Engineering Reality: What FP8 Buys, What It Costs
FP8 is not free. The four engineering costs you sign up for the moment you turn it on:
- Hardware lock-in. FP8 is only fast on Hopper (H100/H200) and Blackwell (B100/B200/GB200). Ampere (A100) and earlier generations have no FP8 tensor cores — an FP8 cast on A100 saves memory but not compute. Cross-cluster training (mixed hardware) becomes painful.

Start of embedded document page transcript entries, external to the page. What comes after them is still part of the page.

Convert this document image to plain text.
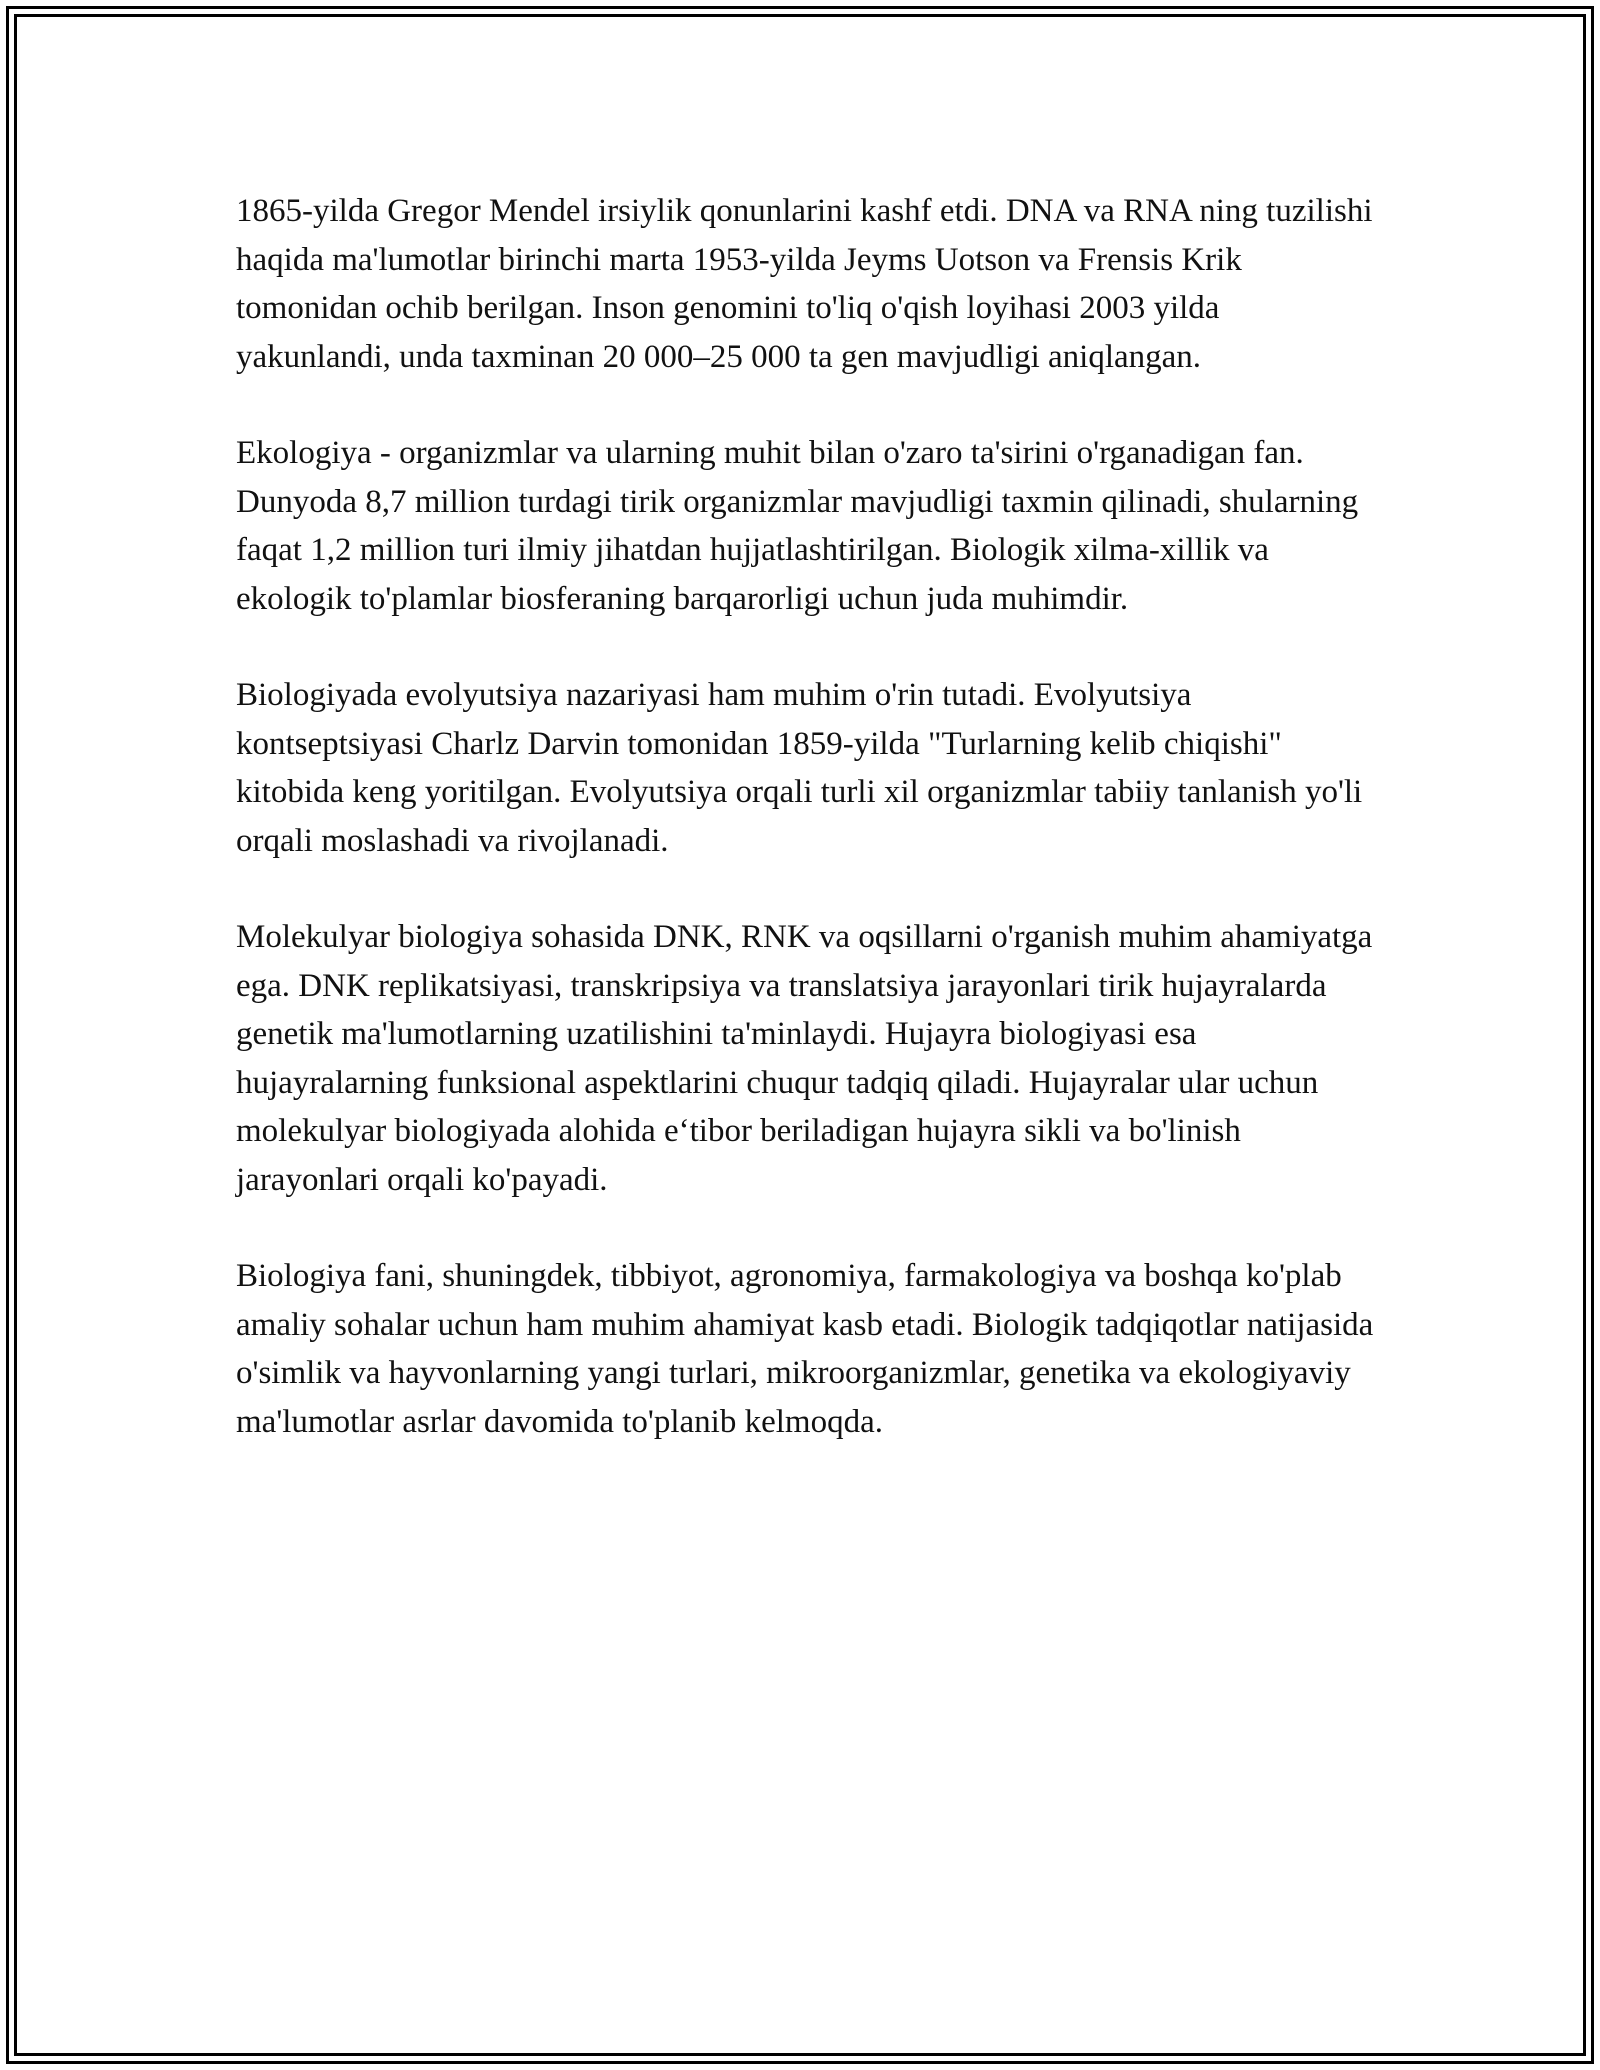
1865-yilda Gregor Mendel irsiylik qonunlarini kashf etdi. DNA va RNA ning tuzilishi haqida ma'lumotlar birinchi marta 1953-yilda Jeyms Uotson va Frensis Krik tomonidan ochib berilgan. Inson genomini to'liq o'qish loyihasi 2003 yilda yakunlandi, unda taxminan 20 000–25 000 ta gen mavjudligi aniqlangan.

Ekologiya - organizmlar va ularning muhit bilan o'zaro ta'sirini o'rganadigan fan. Dunyoda 8,7 million turdagi tirik organizmlar mavjudligi taxmin qilinadi, shularning faqat 1,2 million turi ilmiy jihatdan hujjatlashtirilgan. Biologik xilma-xillik va ekologik to'plamlar biosferaning barqarorligi uchun juda muhimdir.

Biologiyada evolyutsiya nazariyasi ham muhim o'rin tutadi. Evolyutsiya kontseptsiyasi Charlz Darvin tomonidan 1859-yilda "Turlarning kelib chiqishi" kitobida keng yoritilgan. Evolyutsiya orqali turli xil organizmlar tabiiy tanlanish yo'li orqali moslashadi va rivojlanadi.

Molekulyar biologiya sohasida DNK, RNK va oqsillarni o'rganish muhim ahamiyatga ega. DNK replikatsiyasi, transkripsiya va translatsiya jarayonlari tirik hujayralarda genetik ma'lumotlarning uzatilishini ta'minlaydi. Hujayra biologiyasi esa hujayralarning funksional aspektlarini chuqur tadqiq qiladi. Hujayralar ular uchun molekulyar biologiyada alohida e‘tibor beriladigan hujayra sikli va bo'linish jarayonlari orqali ko'payadi.

Biologiya fani, shuningdek, tibbiyot, agronomiya, farmakologiya va boshqa ko'plab amaliy sohalar uchun ham muhim ahamiyat kasb etadi. Biologik tadqiqotlar natijasida o'simlik va hayvonlarning yangi turlari, mikroorganizmlar, genetika va ekologiyaviy ma'lumotlar asrlar davomida to'planib kelmoqda.
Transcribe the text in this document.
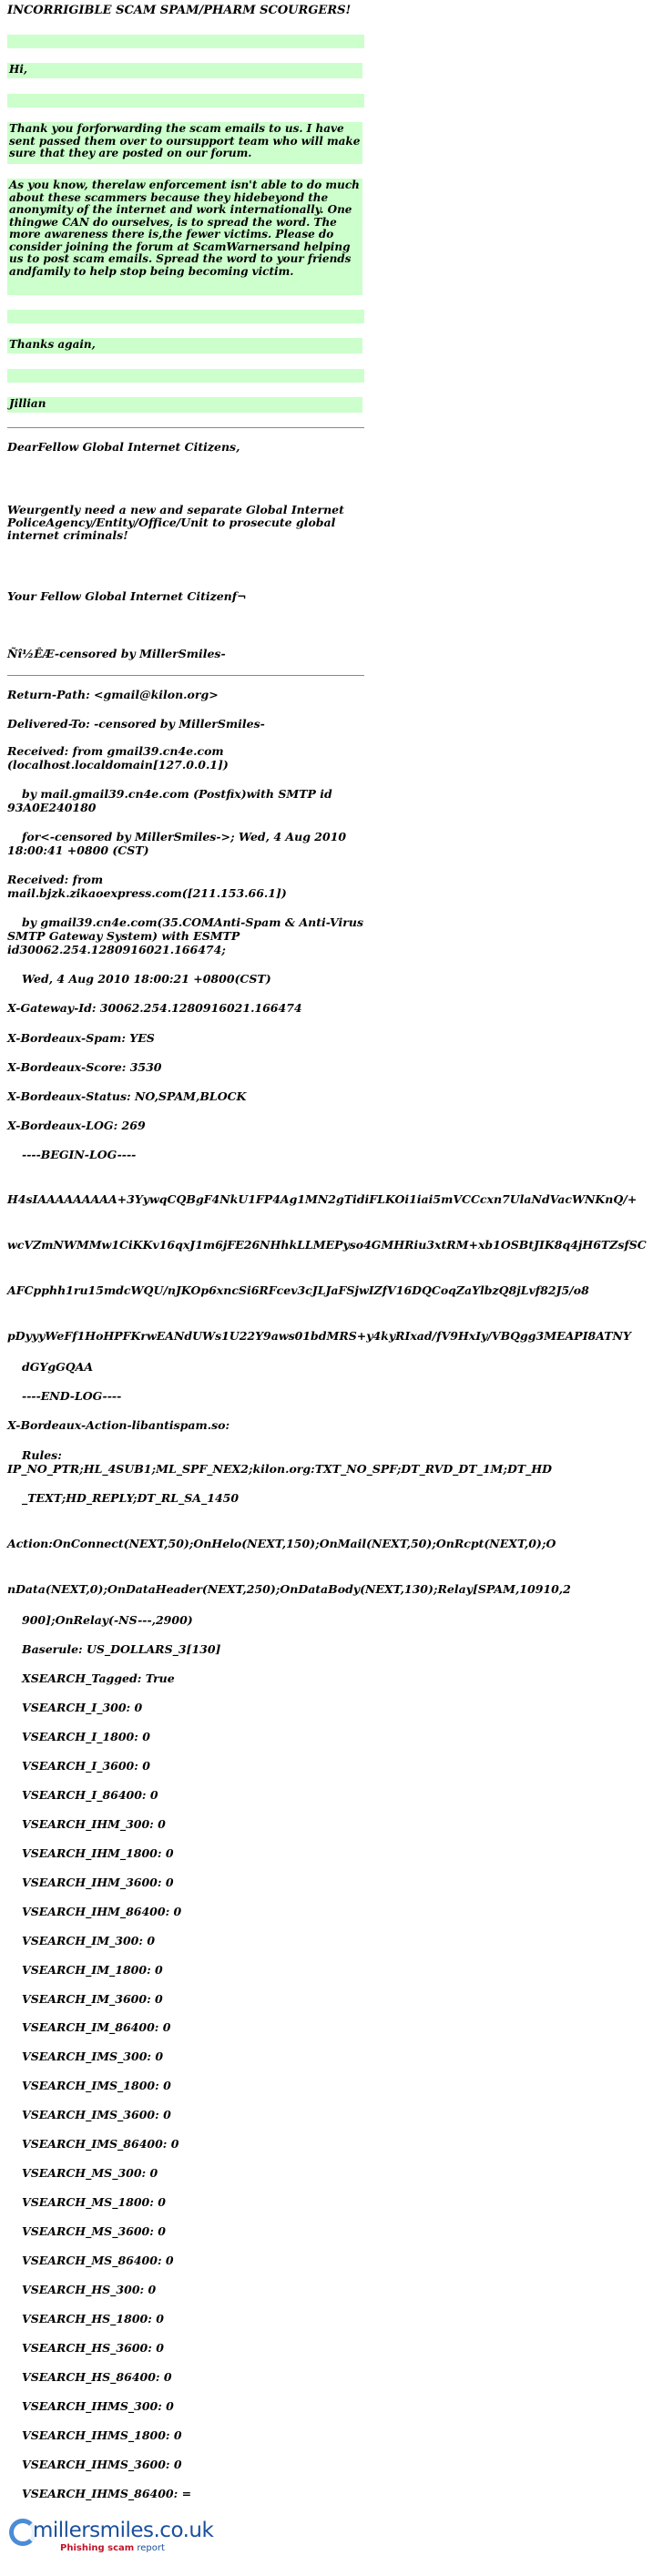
INCORRIGIBLE SCAM SPAM/PHARM SCOURGERS!
Hi,
Thank you forforwarding the scam emails to us. I have sent passed them over to oursupport team who will make sure that they are posted on our forum.
As you know, therelaw enforcement isn't able to do much about these scammers because they hidebeyond the anonymity of the internet and work internationally. One thingwe CAN do ourselves, is to spread the word. The more awareness there is,the fewer victims. Please do consider joining the forum at ScamWarnersand helping us to post scam emails. Spread the word to your friends andfamily to help stop being becoming victim.
Thanks again,
Jillian
DearFellow Global Internet Citizens,
Weurgently need a new and separate Global Internet PoliceAgency/Entity/Office/Unit to prosecute global internet criminals!
Your Fellow Global Internet Citizenf¬
Ñî½ÊÆ-censored by MillerSmiles-
Return-Path: <gmail@kilon.org>
Delivered-To: -censored by MillerSmiles-
Received: from gmail39.cn4e.com
(localhost.localdomain[127.0.0.1])
by mail.gmail39.cn4e.com (Postfix)with SMTP id
93A0E240180
for<-censored by MillerSmiles->; Wed, 4 Aug 2010
18:00:41 +0800 (CST)
Received: from
mail.bjzk.zikaoexpress.com([211.153.66.1])
by gmail39.cn4e.com(35.COMAnti-Spam & Anti-Virus
SMTP Gateway System) with ESMTP
id30062.254.1280916021.166474;
Wed, 4 Aug 2010 18:00:21 +0800(CST)
X-Gateway-Id: 30062.254.1280916021.166474
X-Bordeaux-Spam: YES
X-Bordeaux-Score: 3530
X-Bordeaux-Status: NO,SPAM,BLOCK
X-Bordeaux-LOG: 269
----BEGIN-LOG----
H4sIAAAAAAAAA+3YywqCQBgF4NkU1FP4Ag1MN2gTidiFLKOi1iai5mVCCcxn7UlaNdVacWNKnQ/+
wcVZmNWMMw1CiKKv16qxJ1m6jFE26NHhkLLMEPyso4GMHRiu3xtRM+xb1OSBtJIK8q4jH6TZsfSC
AFCpphh1ru15mdcWQU/nJKOp6xncSi6RFcev3cJLJaFSjwIZfV16DQCoqZaYlbzQ8jLvf82J5/o8
pDyyyWeFf1HoHPFKrwEANdUWs1U22Y9aws01bdMRS+y4kyRIxad/fV9HxIy/VBQgg3MEAPI8ATNY
dGYgGQAA
----END-LOG----
X-Bordeaux-Action-libantispam.so:
Rules:
IP_NO_PTR;HL_4SUB1;ML_SPF_NEX2;kilon.org:TXT_NO_SPF;DT_RVD_DT_1M;DT_HD
_TEXT;HD_REPLY;DT_RL_SA_1450
Action:OnConnect(NEXT,50);OnHelo(NEXT,150);OnMail(NEXT,50);OnRcpt(NEXT,0);O
nData(NEXT,0);OnDataHeader(NEXT,250);OnDataBody(NEXT,130);Relay[SPAM,10910,2
900];OnRelay(-NS---,2900)
Baserule: US_DOLLARS_3[130]
XSEARCH_Tagged: True
VSEARCH_I_300: 0
VSEARCH_I_1800: 0
VSEARCH_I_3600: 0
VSEARCH_I_86400: 0
VSEARCH_IHM_300: 0
VSEARCH_IHM_1800: 0
VSEARCH_IHM_3600: 0
VSEARCH_IHM_86400: 0
VSEARCH_IM_300: 0
VSEARCH_IM_1800: 0
VSEARCH_IM_3600: 0
VSEARCH_IM_86400: 0
VSEARCH_IMS_300: 0
VSEARCH_IMS_1800: 0
VSEARCH_IMS_3600: 0
VSEARCH_IMS_86400: 0
VSEARCH_MS_300: 0
VSEARCH_MS_1800: 0
VSEARCH_MS_3600: 0
VSEARCH_MS_86400: 0
VSEARCH_HS_300: 0
VSEARCH_HS_1800: 0
VSEARCH_HS_3600: 0
VSEARCH_HS_86400: 0
VSEARCH_IHMS_300: 0
VSEARCH_IHMS_1800: 0
VSEARCH_IHMS_3600: 0
VSEARCH_IHMS_86400: =
millersmiles.co.uk
Phishing scam report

- Numerical fragility. A single un-scaled activation outlier can saturate a whole block's GEMM, and gradient distributions shift across training — what was a safe scale at step 1k can be wrong at step 100k. Sections 10.2 and 10.3 are the cost of this fragility: per-block scaling, dynamic scale tracking, and tile-level outlier handling.
- Debugging is worse. "The loss spiked at step 47k" in BF16 usually means "a data shard was bad". In FP8 it can also mean "the scale for layer 38 drifted" or "an outlier in expert 47's input overflowed". New failure mode taxonomy, new monitoring infra.
- Framework support is uneven. PyTorch supports but not (yet) FP8 autograd everywhere. Most production FP8 training stacks (TransformerEngine, DeepSeek's in-house kernels, Megatron-LM-FP8) reach into custom CUDA. Off-the-shelf is not yet enough.
Against those four costs, the benefits compound:
| Benefit | Magnitude | Where it shows up |
|---|---|---|
| GEMM throughput | ≈ 2× vs BF16 | Wall-clock time of pre-training |
| Activation memory | ≈ 0.5× vs BF16 | Max sequence length, max batch |
| Weight memory | ≈ 0.5× vs BF16 | Number of parameters per GPU |
| Network bytes (collective ops) | ≈ 0.5× vs BF16 | All-to-all latency for MoE |
| Power per training token | ≈ 0.5× vs BF16 | Total energy and dollar cost |
The deepest lesson. Every order of magnitude of scaling has historically required a precision step-down. Single GPUs used FP32. The first multi-GPU runs (Megatron, GPT-3) moved to FP16/BF16 with master weights. Frontier scale (DeepSeek-V3, Grok-2, internal labs at OpenAI and Anthropic) is moving to FP8. The next scale-up almost certainly involves FP4 or block-floating- point formats — the same engineering programme, one bit narrower. The lesson of this chapter is not "use FP8", it is learn to engineer training around precision, because the next format is already on the roadmap.